Going Classic… kinda

I wanted a new pocket knife.  I know, I have a bunch… but I’ve carried all of them and they have lint on them now.  You know what I mean?  That and they are mostly all “Tactical” of some sort.   Well, one of my favorites has been a Buck Avid Select.  The problem it has is that it feels too delicate for hard work.  It’s a great knife and wicked sharp… but I want something a little more tough.  This thin Buck though has made me look at other Buck knives and I kinda kept coming back to the classic 110 Folding Hunter.  The Buck 110 is what really started the folding knife as being an acceptable outdoorsman’s knife.  The lock mechanism, the clip point blade, and a good size made it great knife for all around use.  

I’ve had and used Buck 110’s in the past… but I had never bought one of my very own.  Found, been given, yes… but I have never gone out to get my own.  So I think I will, and I think the Buck 110 will be great as it always is.

Unfortunately its 7 ounces.  That’s a bit too heavy.  I wanted that blade, but in a lighter knife.  I found it.   The Buck 110 Ecolite.  This is the 110 blade, with their “Paperstone” for a handle instead of brass and wood.    It’s 4 ounces.  Perfect.  The only thing I wish it had was a pocket clip… and I wish they had a version of the 110 with their BOSS heat treated steel.  But I can live with what it is.   It’s on order now, so we’ll see it when we get it in.  Oh, yeah, one more thing… I got it in Red.   Traditional, yet not so much.

14 thoughts on “Going Classic… kinda”

  1. Great choice… the 110 truly IS a classic.
    I had one years ago… gave it to a runaway I was sending home.
    It was my favorite, but I couldnt bare to see her alone and unarmed.
    Yet again, GREAT choice. I need to look into an ecolite.


  2. +1 on add a thumb stud. Texas Knifemakers’ Supply even sells a nice selection of said studs.

    One cool thing about the Buck 110 is that Buck offers a semi-custom version on their website: you pick out the blade steel, handle scale material, frame material and sheath type, and they will assemble it for you and send it off. You can even get it engraved.

    The 110 was always meant for a belt pouch, anyway. You wear it daily and the pouch gets dinged and individualized, like the cowboy’s old Peacemaker holster.

  3. True that they are a pouch knife. That is the way I first saw the old guys carrying them when I was a little kid. These days, I think the belt clip is the way to go. I would buy a 110 with a clip and a thumb stud in a heart beat.

  4. Ogre-San; I bought my father a 110 for Christmas one year – we were both in the construction business in the South and the 110 was THE knife, period. After he passed away, that knife came back to me, and is a prized posession that I often wear and use. One hand opening is possible without a stud but it’s hard with wet or sweaty hands…Great choice – you done good..

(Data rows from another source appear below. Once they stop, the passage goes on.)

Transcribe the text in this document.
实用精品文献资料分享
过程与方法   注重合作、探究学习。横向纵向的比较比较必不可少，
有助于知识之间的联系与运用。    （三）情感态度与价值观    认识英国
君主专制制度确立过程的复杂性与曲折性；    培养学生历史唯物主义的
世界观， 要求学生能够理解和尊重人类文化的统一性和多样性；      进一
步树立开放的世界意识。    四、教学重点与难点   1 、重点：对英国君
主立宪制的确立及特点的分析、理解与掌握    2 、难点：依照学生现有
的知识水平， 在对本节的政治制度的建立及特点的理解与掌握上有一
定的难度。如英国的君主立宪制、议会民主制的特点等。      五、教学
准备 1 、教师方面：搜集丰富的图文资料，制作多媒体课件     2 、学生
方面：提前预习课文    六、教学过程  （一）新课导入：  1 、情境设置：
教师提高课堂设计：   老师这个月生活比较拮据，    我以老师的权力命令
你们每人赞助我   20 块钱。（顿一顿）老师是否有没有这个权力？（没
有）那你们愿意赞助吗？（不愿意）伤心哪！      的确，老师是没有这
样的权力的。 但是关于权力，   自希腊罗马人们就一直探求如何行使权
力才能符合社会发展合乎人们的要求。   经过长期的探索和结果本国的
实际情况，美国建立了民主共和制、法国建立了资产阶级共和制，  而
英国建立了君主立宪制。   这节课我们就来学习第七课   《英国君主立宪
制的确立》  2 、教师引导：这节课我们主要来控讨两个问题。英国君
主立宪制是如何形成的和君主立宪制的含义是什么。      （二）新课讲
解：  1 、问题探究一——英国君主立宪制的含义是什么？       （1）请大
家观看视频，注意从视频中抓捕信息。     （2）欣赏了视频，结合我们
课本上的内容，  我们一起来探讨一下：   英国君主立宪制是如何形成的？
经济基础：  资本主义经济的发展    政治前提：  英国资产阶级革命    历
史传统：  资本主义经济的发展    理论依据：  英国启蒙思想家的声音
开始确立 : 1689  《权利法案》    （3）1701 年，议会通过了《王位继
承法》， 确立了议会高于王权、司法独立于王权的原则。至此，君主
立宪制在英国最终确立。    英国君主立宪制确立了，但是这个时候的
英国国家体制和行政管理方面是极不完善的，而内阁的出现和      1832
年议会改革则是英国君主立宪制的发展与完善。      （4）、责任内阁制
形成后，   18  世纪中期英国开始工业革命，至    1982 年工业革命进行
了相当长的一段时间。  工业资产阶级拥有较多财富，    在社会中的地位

  5. I love the design, but I much prefer the smaller 112. It was my go-to knife for a long time when I was younger. I bought a 110 maybe six years ago but I never use it; it’s too big for pocket carry and I don’t like pouch knives. I might as well just carry a fixed blade or good multitool if I’m wearing something on my belt besides a gun and ammo.

    Nowadays I just carry a Griptilian or one of my other Benchmade Axis folders, but my 112 gets a lot of use around the house and in the field. It feels great in the hand and it’s easy to put a wicked edge on it. I’ve got a whole box of expensive knives but I keep coming back to the simple little 112.

  6. The Buck 110 was the first good knife I bought when I started making a little money years ago.

    Later I bought a Ranger. It was my hunting knife for years and was used to gut and skin most of the deer I killed.

    Bought both my sons lighter Bucks with the same design but different handle materials.
    Can’t go wrong with a Buck IMO.

  7. Though I don’t carry it much any more, I have an old 110 I got about 35 years ago and packed for probably about 20 years. A good tough knife, but not as easy to open one-handed as the modern knives. I still keep it in my glove box for emergencies.

  8. The Folding Hunter is a good piece of steel, but I’m with George. Something lighter. Now, I have no doubt Mad Ogre already has a few Benchmades, but I am very fond of the ones I have. I do that old tanto style Griptilian thang, would punch a hole in a car door and scary sharp.

  9. Check out Cabela’s website; Their Alaskan Guide Series 110 Folder is a Buck 110 with the new S30V steel blade. Sweet.